We were tooling through the lower nine and were in need of gasoline when I noticed the smallest of stations with a premium-brand petrol (with my old car I have to put in the quality stuff…or else). The place is on a tiny corner and I’ll give you a buck if you know of it. It is small enough to be called obscure and it’s just over the parish line.
Well, we pull in anyway and what do you think? Somebody comes out to pump our gas! Then another guy comes out and offers to check fluids (that’s called ‘checking under the hood’). We had stumbled upon one of the last Mom and Pop filling stations left in New Orleans! The business had been there long before the storm and they came back and salvaged their business after taking nine feet of water. Think of it, a business the size of a postage stamp and they came back!
And here’s the kicker: that big name gasoline company that they had on tap was pulling their gas out and having Mom and Pop find another gas to carry and dispense. Why? Pop explained that: “they told us that we didn’t fit their corporate image”.
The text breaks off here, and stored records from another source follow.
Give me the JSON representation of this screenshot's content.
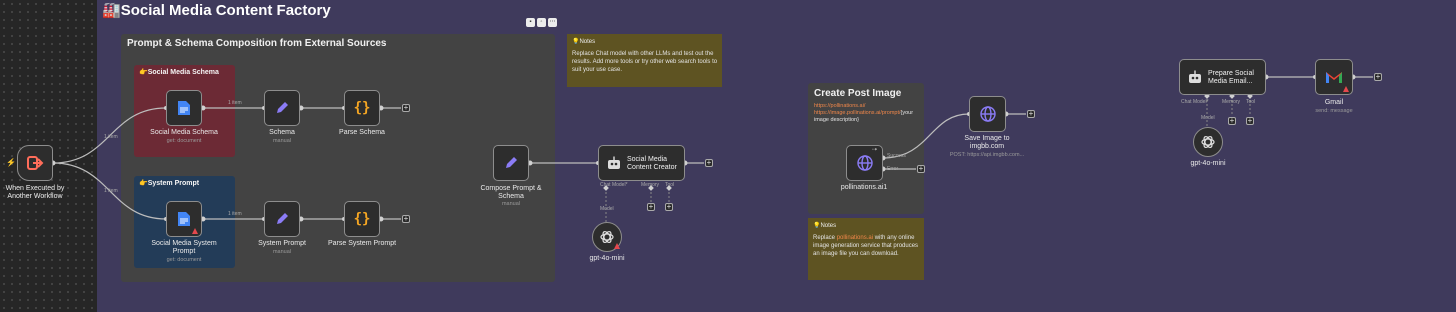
{
  "workflow": {
    "title": "Social Media Content Factory",
    "title_icon": "factory-emoji"
  },
  "groups": {
    "prompt_schema": {
      "title": "Prompt & Schema Composition from External Sources"
    },
    "social_schema": {
      "title": "Social Media Schema"
    },
    "system_prompt": {
      "title": "System Prompt"
    },
    "create_post_image": {
      "title": "Create Post Image",
      "link1": "https://pollinations.ai/",
      "link2": "https://image.pollinations.ai/prompt/",
      "link2_suffix": "{your image description}"
    }
  },
  "notes": {
    "note1": {
      "head": "💡Notes",
      "body": "Replace Chat model with other LLMs and test out the results. Add more tools or try other web search tools to suit your use case."
    },
    "note2": {
      "head": "💡Notes",
      "body_pre": "Replace ",
      "body_link": "pollinations.ai",
      "body_post": " with any online image generation service that produces an image file you can download."
    }
  },
  "nodes": {
    "trigger": {
      "label1": "When Executed by",
      "label2": "Another Workflow"
    },
    "sm_schema": {
      "label": "Social Media Schema",
      "sub": "get: document"
    },
    "schema": {
      "label": "Schema",
      "sub": "manual"
    },
    "parse_schema": {
      "label": "Parse Schema"
    },
    "sm_system_prompt": {
      "label1": "Social Media System",
      "label2": "Prompt",
      "sub": "get: document"
    },
    "system_prompt": {
      "label": "System Prompt",
      "sub": "manual"
    },
    "parse_system_prompt": {
      "label": "Parse System Prompt"
    },
    "compose": {
      "label1": "Compose Prompt &",
      "label2": "Schema",
      "sub": "manual"
    },
    "creator": {
      "label1": "Social Media",
      "label2": "Content Creator",
      "port_chat": "Chat Model*",
      "port_memory": "Memory",
      "port_tool": "Tool"
    },
    "gpt1": {
      "label": "gpt-4o-mini",
      "port": "Model"
    },
    "pollinations": {
      "label": "pollinations.ai1",
      "out_success": "Success",
      "out_error": "Error"
    },
    "save_image": {
      "label1": "Save Image to",
      "label2": "imgbb.com",
      "sub": "POST: https://api.imgbb.com..."
    },
    "prepare_email": {
      "label1": "Prepare Social",
      "label2": "Media Email...",
      "port_chat": "Chat Model*",
      "port_memory": "Memory",
      "port_tool": "Tool"
    },
    "gpt2": {
      "label": "gpt-4o-mini",
      "port": "Model"
    },
    "gmail": {
      "label": "Gmail",
      "sub": "send: message"
    }
  },
  "edges": {
    "e1": "1 item",
    "e2": "1 item",
    "e3": "1 item",
    "e4": "1 item"
  },
  "colors": {
    "canvas": "#3f3a5c",
    "group": "#434343",
    "schema_group": "#6c2a35",
    "prompt_group": "#233c58",
    "note": "#5e5322",
    "link": "#f0874a",
    "trigger": "#ff6d5a",
    "docs": "#4285f4",
    "edit": "#8b7cf6",
    "code": "#f5a623"
  }
}
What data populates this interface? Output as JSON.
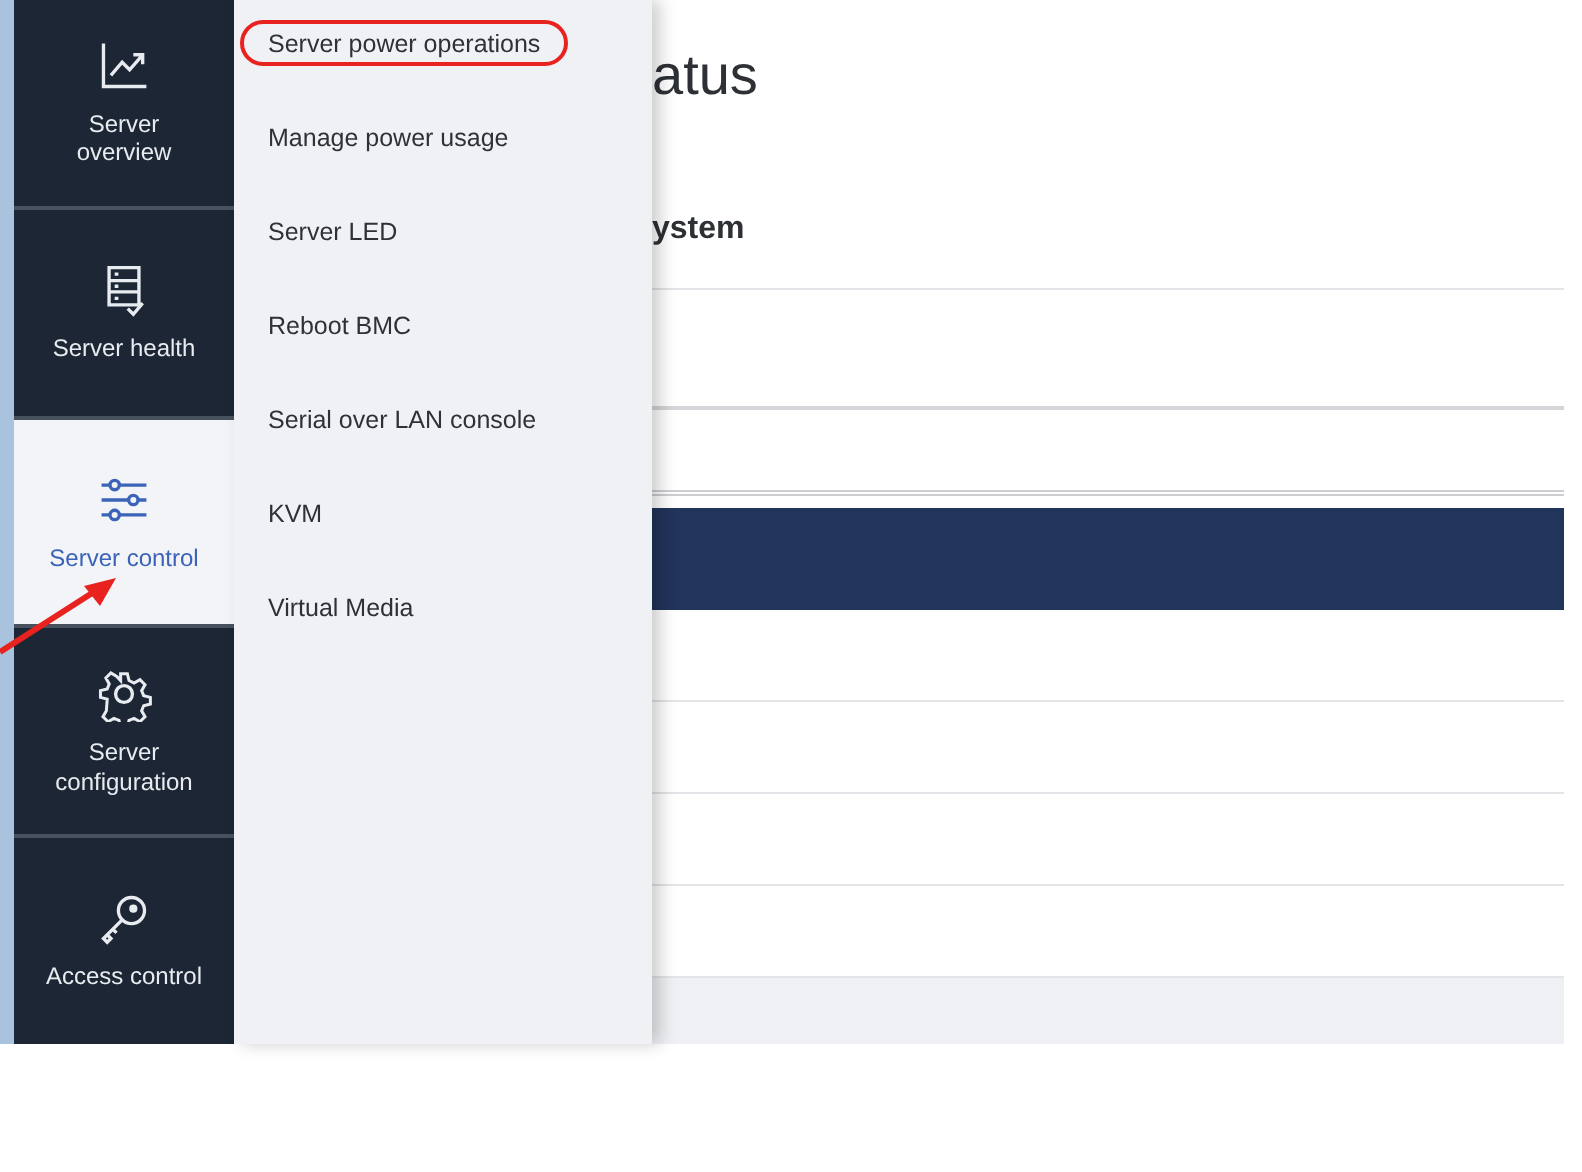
{
  "nav": [
    {
      "label": "Server overview",
      "selected": false,
      "pointed": false
    },
    {
      "label": "Server health",
      "selected": false,
      "pointed": false
    },
    {
      "label": "Server control",
      "selected": true,
      "pointed": true
    },
    {
      "label": "Server configuration",
      "selected": false,
      "pointed": false
    },
    {
      "label": "Access control",
      "selected": false,
      "pointed": false
    }
  ],
  "submenu": [
    {
      "label": "Server power operations",
      "circled": true
    },
    {
      "label": "Manage power usage",
      "circled": false
    },
    {
      "label": "Server LED",
      "circled": false
    },
    {
      "label": "Reboot BMC",
      "circled": false
    },
    {
      "label": "Serial over LAN console",
      "circled": false
    },
    {
      "label": "KVM",
      "circled": false
    },
    {
      "label": "Virtual Media",
      "circled": false
    }
  ],
  "page": {
    "title": "atus",
    "section": "ystem"
  }
}
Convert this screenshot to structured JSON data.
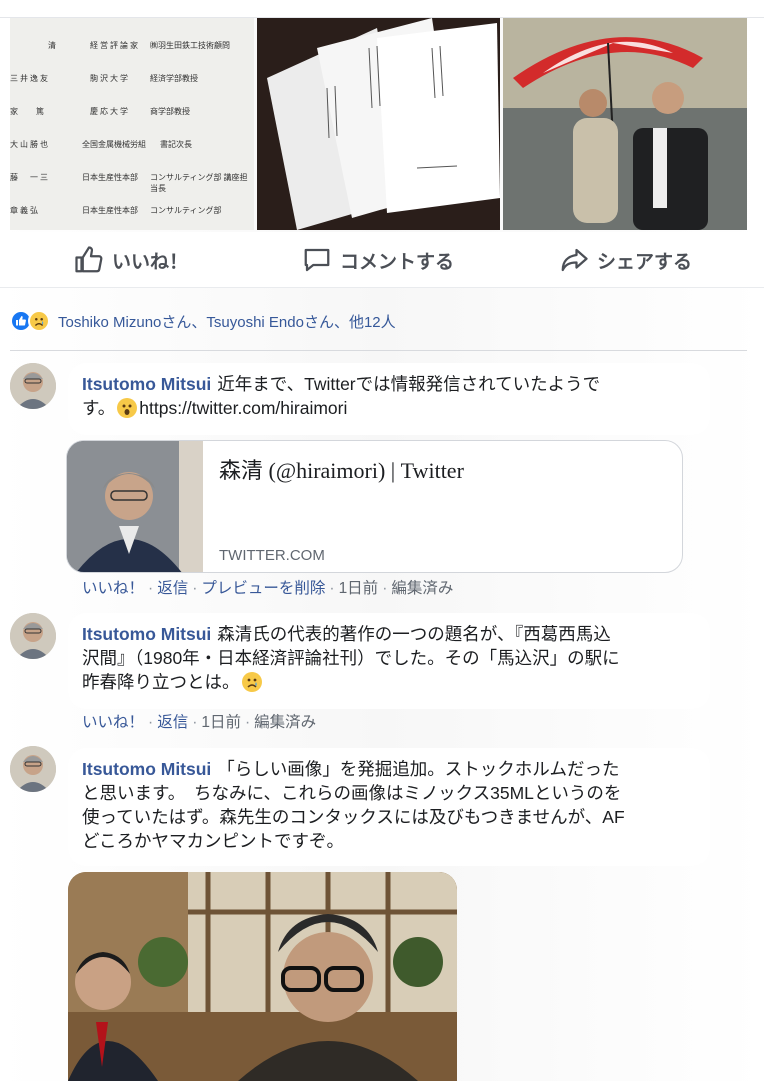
{
  "photo_strip": {
    "doc_rows": [
      {
        "name": "清",
        "title": "経 営 評 論 家",
        "org": "㈱羽生田鉄工技術顧問"
      },
      {
        "name": "三 井 逸 友",
        "title": "駒 沢 大 学",
        "org": "経済学部教授"
      },
      {
        "name": "家　　 篤",
        "title": "慶 応 大 学",
        "org": "商学部教授"
      },
      {
        "name": "大 山 勝 也",
        "title": "全国金属機械労組",
        "org": "書記次長"
      },
      {
        "name": "藤 　 一 三",
        "title": "日本生産性本部",
        "org": "コンサルティング部 講座担当長"
      },
      {
        "name": "章 義 弘",
        "title": "日本生産性本部",
        "org": "コンサルティング部"
      }
    ]
  },
  "actions": {
    "like": "いいね！",
    "comment": "コメントする",
    "share": "シェアする"
  },
  "reactions": {
    "text": "Toshiko Mizunoさん、Tsuyoshi Endoさん、他12人"
  },
  "comments": [
    {
      "author": "Itsutomo Mitsui",
      "text_line1": "近年まで、Twitterでは情報発信されていたようで",
      "text_line2": "す。",
      "link": "https://twitter.com/hiraimori",
      "actions": {
        "like": "いいね！",
        "reply": "返信",
        "remove_preview": "プレビューを削除",
        "time": "1日前",
        "edited": "編集済み"
      }
    },
    {
      "author": "Itsutomo Mitsui",
      "text_line1": "森清氏の代表的著作の一つの題名が、『西葛西馬込",
      "text_line2": "沢間』（1980年・日本経済評論社刊）でした。その「馬込沢」の駅に",
      "text_line3": "昨春降り立つとは。",
      "actions": {
        "like": "いいね！",
        "reply": "返信",
        "time": "1日前",
        "edited": "編集済み"
      }
    },
    {
      "author": "Itsutomo Mitsui",
      "text_line1": "「らしい画像」を発掘追加。ストックホルムだった",
      "text_line2": "と思います。　ちなみに、これらの画像はミノックス35MLというのを",
      "text_line3": "使っていたはず。森先生のコンタックスには及びもつきませんが、AF",
      "text_line4": "どころかヤマカンピントですぞ。"
    }
  ],
  "link_preview": {
    "title": "森清 (@hiraimori) | Twitter",
    "domain": "TWITTER.COM"
  },
  "colors": {
    "link_blue": "#385898",
    "meta_gray": "#606770",
    "like_blue": "#1877f2",
    "sad_yellow": "#f7c948"
  }
}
What I predict next is for that big name company to open a station across the street (in their image) and put Mom and Pop out of business. What do I know; except that that seems to be the way of Corporate America? The big guys will probably put in a mega-station with twenty-four pumps and a Mini Mart, as opposed to Pop’s two pumps and a soda machine, then cut prices to fully demoralize that family operation before ruining them. Do you fill up at a gasoline warehouse? There goes Mom and Pop; don’t worry, they’ll probably find work at the Sprawl-Mart warehouse.
You see, for a sensitive person, warehousing is all about demoralization. I get the creeps going into a SuperStore; they’re so frigging big, I think that that’s to make you feel small and insignificant. Overwhelmed.
What’s the difference, besides size, between a Mom and Pop store and a Mega Super-duper Slay Mart Depot? First of all, bigger outfits get tax benefits that no smaller shop could ever hope for in the form of breaks, subsidies or just the funds to hire professional accountants to enable them to pay as little to the government as possible. They can buy in such bulk that it allows them to increase variety, undercut prices and eliminate competition and they can afford an advertising budget that makes a joke out of the little sign in the window saying “Special Today! Local Tomatoes!”
One last thing in the defense of the little guy. The small merchant, the corner store, your neighborhood grocery, shoe repair shop, mechanic, book shop, clothier, bakery or stationer, even your local family run pub or eatery: they depend on you for a living. Whatever profits they do make stays in your city if not in the neighborhood itself. The small merchant not only supports the local labor force but also local schools, churches and other local businesses. And best of all, the small business is your neighbor and also shudders to think of a world rife with the proliferation of warehouses.